En ce qui concerne l’erreur d’appréciation et l’erreur de fait :

Aux termes de l’article L. 133-2 du code général de la fonction publique : « Aucun agent public ne doit subir les agissements répétés de harcèlement moral qui ont pour objet ou pour effet une dégradation des conditions de travail susceptible de porter atteinte à ses droits et à sa dignité, d'altérer sa santé physique ou mentale ou de compromettre son avenir professionnel ».

Si la protection fonctionnelle résultant d'un principe général du droit n'est pas applicable aux différends susceptibles de survenir, dans le cadre du service, entre un agent public et l'un de ses supérieurs hiérarchiques, il en va différemment lorsque les actes du supérieur hiérarchique sont, par leur nature ou leur gravité, insusceptibles de se rattacher à l'exercice normal du pouvoir hiérarchique.

Il appartient à l'agent public qui soutient avoir été victime de faits constitutifs de harcèlement moral, lorsqu'il entend contester le refus opposé par l'administration dont il relève à une demande de protection fonctionnelle fondée sur de tels faits de harcèlement, de soumettre au juge des éléments de fait susceptibles d'en faire présumer l'existence. Il incombe à l'administration de produire, en sens contraire, une argumentation de nature à démontrer que les agissements en cause sont justifiés par des considérations étrangères à tout harcèlement. La conviction du juge, à qui il revient d'apprécier si les agissements de harcèlement sont ou non établis, se détermine au vu de ces échanges contradictoires, qu'il peut compléter, en cas de doute, en ordonnant toute mesure d'instruction utile. Pour apprécier si des agissements dont il est allégué qu’ils sont constitutifs d’un harcèlement moral revêtent un tel caractère, le juge administratif doit tenir compte des comportements respectifs de l’agent auquel il est reproché d'avoir exercé de tels agissements et de l’agent qui estime avoir été victime d’un harcèlement moral. Pour être qualifiés de harcèlement moral, ces agissements doivent être répétés et excéder les limites de l’exercice normal du pouvoir hiérarchique. Dès lors qu’elle n’excède pas ces limites, une simple diminution des attributions justifiée par l’intérêt du service, en raison d’une manière de servir inadéquate ou de difficultés relationnelles, n’est pas constitutive de harcèlement moral.

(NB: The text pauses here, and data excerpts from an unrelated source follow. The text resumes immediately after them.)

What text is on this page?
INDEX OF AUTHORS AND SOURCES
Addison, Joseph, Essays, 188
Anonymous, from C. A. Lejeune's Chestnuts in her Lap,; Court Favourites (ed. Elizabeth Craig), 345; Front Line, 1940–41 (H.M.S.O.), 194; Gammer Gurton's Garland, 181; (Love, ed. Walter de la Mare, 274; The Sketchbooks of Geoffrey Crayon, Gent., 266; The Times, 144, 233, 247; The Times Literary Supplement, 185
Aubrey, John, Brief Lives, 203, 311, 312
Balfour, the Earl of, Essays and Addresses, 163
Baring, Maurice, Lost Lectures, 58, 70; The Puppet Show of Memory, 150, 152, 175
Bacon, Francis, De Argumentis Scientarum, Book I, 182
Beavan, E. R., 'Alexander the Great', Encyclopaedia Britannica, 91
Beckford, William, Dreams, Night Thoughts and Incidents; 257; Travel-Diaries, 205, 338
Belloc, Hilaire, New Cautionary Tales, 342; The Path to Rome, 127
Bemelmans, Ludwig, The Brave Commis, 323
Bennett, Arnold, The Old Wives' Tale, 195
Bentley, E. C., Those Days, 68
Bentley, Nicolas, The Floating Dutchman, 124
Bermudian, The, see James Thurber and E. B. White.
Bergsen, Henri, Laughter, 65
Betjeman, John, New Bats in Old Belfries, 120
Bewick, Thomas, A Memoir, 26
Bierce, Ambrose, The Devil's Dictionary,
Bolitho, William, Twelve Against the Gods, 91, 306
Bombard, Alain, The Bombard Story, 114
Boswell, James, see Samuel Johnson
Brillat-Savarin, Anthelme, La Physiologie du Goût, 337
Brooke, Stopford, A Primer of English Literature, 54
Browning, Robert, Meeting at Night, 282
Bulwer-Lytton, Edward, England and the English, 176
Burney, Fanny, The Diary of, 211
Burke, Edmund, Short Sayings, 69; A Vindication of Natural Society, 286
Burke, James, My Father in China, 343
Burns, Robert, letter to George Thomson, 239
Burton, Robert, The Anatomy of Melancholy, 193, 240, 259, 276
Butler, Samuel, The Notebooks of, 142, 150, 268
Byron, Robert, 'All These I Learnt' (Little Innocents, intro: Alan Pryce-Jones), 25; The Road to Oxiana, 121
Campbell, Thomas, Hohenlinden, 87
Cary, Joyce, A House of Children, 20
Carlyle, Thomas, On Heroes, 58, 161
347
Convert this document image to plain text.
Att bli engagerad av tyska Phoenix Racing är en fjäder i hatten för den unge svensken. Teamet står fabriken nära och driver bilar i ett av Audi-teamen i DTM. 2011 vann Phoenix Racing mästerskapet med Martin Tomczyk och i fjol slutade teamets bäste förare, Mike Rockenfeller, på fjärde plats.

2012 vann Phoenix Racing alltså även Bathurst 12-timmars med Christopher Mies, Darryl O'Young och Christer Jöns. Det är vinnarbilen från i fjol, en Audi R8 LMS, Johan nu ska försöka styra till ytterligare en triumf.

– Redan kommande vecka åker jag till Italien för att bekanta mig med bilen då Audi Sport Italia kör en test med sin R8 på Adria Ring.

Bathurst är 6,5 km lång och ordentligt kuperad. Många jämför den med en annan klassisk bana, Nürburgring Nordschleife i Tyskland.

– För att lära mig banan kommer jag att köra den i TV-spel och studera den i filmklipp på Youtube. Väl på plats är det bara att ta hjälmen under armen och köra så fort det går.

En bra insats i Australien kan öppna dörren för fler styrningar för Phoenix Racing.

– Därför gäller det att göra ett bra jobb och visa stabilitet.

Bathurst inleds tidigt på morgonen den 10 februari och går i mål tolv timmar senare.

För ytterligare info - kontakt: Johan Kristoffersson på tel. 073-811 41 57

Mme B... soutient avoir subi à compter de l’été 2022 des faits de harcèlement moral de la part de la directrice générale des services, sa supérieure hiérarchique directe, en lien avec les alertes qu’elle a adressées, notamment la note du 28 septembre 2022 concernant le risque de requalification de la convention relative à la cité du numérique, au titre desquelles la Défenseure des droits lui a reconnu la qualité de lanceuse d’alerte par son avis du 21 janvier 2025. Elle dénonce des gestes et des propos blessants et humiliants, des injonctions contradictoires, des contournements, des évictions et la perspective d’être dessaisie d’une partie substantielle de ses missions. L’intéressée allègue que ces faits lui ont occasionné une souffrance importante jusqu’à provoquer son effondrement psychique le 28 novembre 2022, date à laquelle elle a été placée en arrêt de travail. Elle a consulté le médecin du travail qui a indiqué le 1er décembre 2022 qu’elle ne pouvait reprendre son activité ce jour au regard de son état de santé psychiatrique et qui a préconisé le 23 février 2023 une reprise à mi-temps thérapeutique à partir du 27 mars 2023 par demi-journée et a conseillé le télétravail.

La communauté urbaine Le Havre Seine Métropole a rejeté la demande de protection fonctionnelle présentée par Mme B... au motif que celle-ci n’avait pas fait l’objet d’un dessaisissement de sujets ni de conditions anormales de travail.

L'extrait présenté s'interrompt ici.